4ª Crónica de “PÓ DE ARROZ E JANELINHA”. Iniciativa de Alice Vieira e Manuela Niza para se manterem ocupadas durante a quarentena.
Olha aquele idiota a deixar cair o gato pela janela…
“Ó Sr.Doutor ,tenha cuida…”
Vá lá, conseguiu agarrá-lo. Nem sei como. Por pouco não caíam os dois. E então é que ia ser bonito… Agora ninguém se chega ao pé de ninguém. Na semana passada houve um choque de três carros aqui na rua e foi um sarilho para alguém ajudar a tirar os tipos que lá estavam dentro…Também ainda estou para perceber como é que os três carros chocaram se não havia movimento nenhum aqui na rua.
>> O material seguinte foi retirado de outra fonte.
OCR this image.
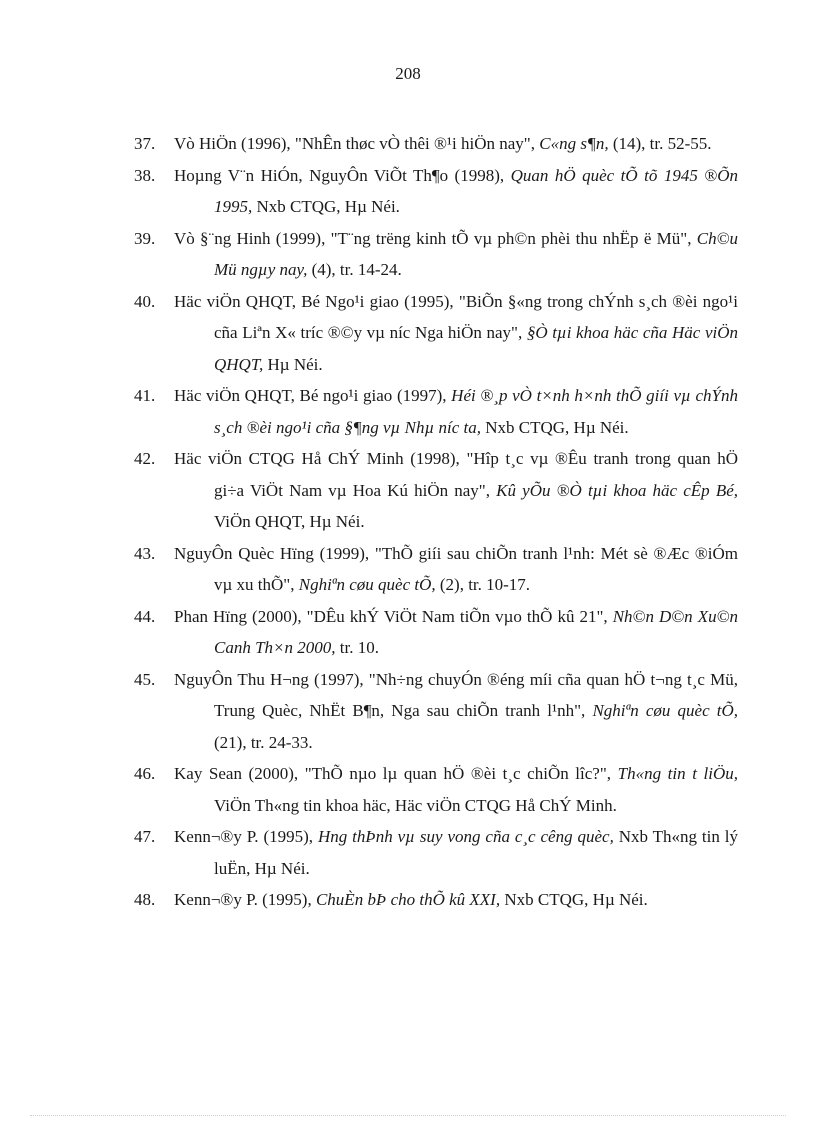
208
37.	Vò HiÖn (1996), "NhÊn thøc vÒ thêi ®¹i hiÖn nay", C«ng s¶n, (14), tr. 52-55.
38.	Hoµng V¨n HiÓn, NguyÔn ViÕt Th¶o (1998), Quan hÖ quèc tÕ tõ 1945 ®Õn 1995, Nxb CTQG, Hµ Néi.
39.	Vò §¨ng Hinh (1999), "T¨ng trëng kinh tÕ vµ ph©n phèi thu nhËp ë Mü", Ch©u Mü ngµy nay, (4), tr. 14-24.
40.	Häc viÖn QHQT, Bé Ngo¹i giao (1995), "BiÕn §«ng trong chÝnh s¸ch ®èi ngo¹i cña Liªn X« tríc ®©y vµ níc Nga hiÖn nay", §Ò tµi khoa häc cña Häc viÖn QHQT, Hµ Néi.
41.	Häc viÖn QHQT, Bé ngo¹i giao (1997), Héi ®¸p vÒ t×nh h×nh thÕ giíi vµ chÝnh s¸ch ®èi ngo¹i cña §¶ng vµ Nhµ níc ta, Nxb CTQG, Hµ Néi.
42.	Häc viÖn CTQG Hå ChÝ Minh (1998), "Hîp t¸c vµ ®Êu tranh trong quan hÖ gi÷a ViÖt Nam vµ Hoa Kú hiÖn nay", Kû yÕu ®Ò tµi khoa häc cÊp Bé, ViÖn QHQT, Hµ Néi.
43.	NguyÔn Quèc Hïng (1999), "ThÕ giíi sau chiÕn tranh l¹nh: Mét sè ®Æc ®iÓm vµ xu thÕ", Nghiªn cøu quèc tÕ, (2), tr. 10-17.
44.	Phan Hïng (2000), "DÊu khÝ ViÖt Nam tiÕn vµo thÕ kû 21", Nh©n D©n Xu©n Canh Th×n 2000, tr. 10.
45.	NguyÔn Thu H¬ng (1997), "Nh÷ng chuyÓn ®éng míi cña quan hÖ t¬ng t¸c Mü, Trung Quèc, NhËt B¶n, Nga sau chiÕn tranh l¹nh", Nghiªn cøu quèc tÕ, (21), tr. 24-33.
46.	Kay Sean (2000), "ThÕ nµo lµ quan hÖ ®èi t¸c chiÕn lîc?", Th«ng tin t liÖu, ViÖn Th«ng tin khoa häc, Häc viÖn CTQG Hå ChÝ Minh.
47.	Kenn¬®y P. (1995), Hng thÞnh vµ suy vong cña c¸c cêng quèc, Nxb Th«ng tin lý luËn, Hµ Néi.
48.	Kenn¬®y P. (1995), ChuÈn bÞ cho thÕ kû XXI, Nxb CTQG, Hµ Néi.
O Sr. Doutor agora está mais simpático. Disse-me muitas vezes adeus, devia ser a agradecer-me por eu ter gritado, e eu lá fiquei feita parva também a dizer-lhe adeus muitas vezes. Doutor de quê? Não sei nem me interessa, que eu não me meto na vida de ninguém cá do prédio, eles têm a sua vidinha e eu tenho a minha, “chacan” governa-se, costumava dizer o Sr. Engenheiro, que sabia falar muito bem francês. Dizia a minha senhora, claro, que para mim, francês ou chinês é a mesma coisa. Ainda sei algumas palavras em “brasileiro”, por causa das telenovelas, e sei duas palavritas de espanhol, porque a minha senhora deu-me uma semana de férias, quando eu me casei e eu e o meu Faustino fomos a Badajoz. Eu entrava numa loja e já sabia dizer “quiero caramielos”. Foi o meu Faustino que me ensinou. E eu nunca me esqueci. Mas de estrangeiro, é tudo o que eu sei.
Mas voltando ao Sr.Doutor, a Menina Perpétua, do r/c direito, disse-me uma vez , há muitos anos, que tinham andado por aí uns polícias à procura dele. Porquê, não sei. Mas agora também nunca vejo ninguém à porta dele, e vive sozinho com o gato.
Debruço-me, e não há ninguém na rua.
A Fonte Boa de Cima podia não ser grande coisa, e não era, mas quando eu fugia da cozinha e dos ralhos da minha mãe e me punha à janela, havia sempre gente a passar.
E eu chamava-os, nas aldeias sabe-se o nome de toda a gente, ou as alcunhas, e ficávamos ali. Nem me importava que eles me chamassem coisas feias, nem que às vezes me atirassem terra à cara, eles estavam ali por minha causa, e não estavam à janela da Floripes, que toda a gente dizia que era a rapariga mais bonita da aldeia.
Depois a minha mãe ia buscar-me por um braço e aos safanões, e só me lembro de a ouvir dizer “tu um dia desgraças-te, rapariga, e nem queiras saber o que o teu pai te faz.”
Eu nunca vi o meu pai. Mas a minha mãe falava sempre dele como se ele não tardasse a chegar a casa. Só muito mais tarde alguém me contou que ele tinha fugido para o Brasil e nunca mais tinha voltado. Se eu pudesse, tinha feito a mesma coisa. Se calhar é por isso que eu gosto tanto de telenovelas brasileiras. Agora já não são assim muito boas, até porque agora o que não faltam são telenovelas portuguesas e eu já me baralho, até porque nas portuguesas também entram brasileiros e nas brasileiras também entram portugueses.
Mas as primeiras…Havia uma com uma rapariga muito gira, toda despida, e um homem mais velhote mas que também não era de se deitar fora, e querem crer que depois destes anos todos ainda me lembro dela, muito dengosa (mal comparado parecia eu na minha janela a chamar os rapazes) a dizer assim com voz melada ,“ Seu Nacib, moço bonito…” Seu é como se diz Senhor em brasileiro. Até o nome do velho eu decorei… Depois destes anos todos…Também nunca conheci ninguém com esse nome.
Bom ,mas está na hora da telenovela. Portuguesa ou brasileira, é a primeira que me aparecer no televisor. Também, daqui a pouco estou a ressonar.
PÓ DE ARROZ E JANELINHA: Os folhetins da Alice Vieira e da Manuela Niza para se manterem ocupadas durante quarentena.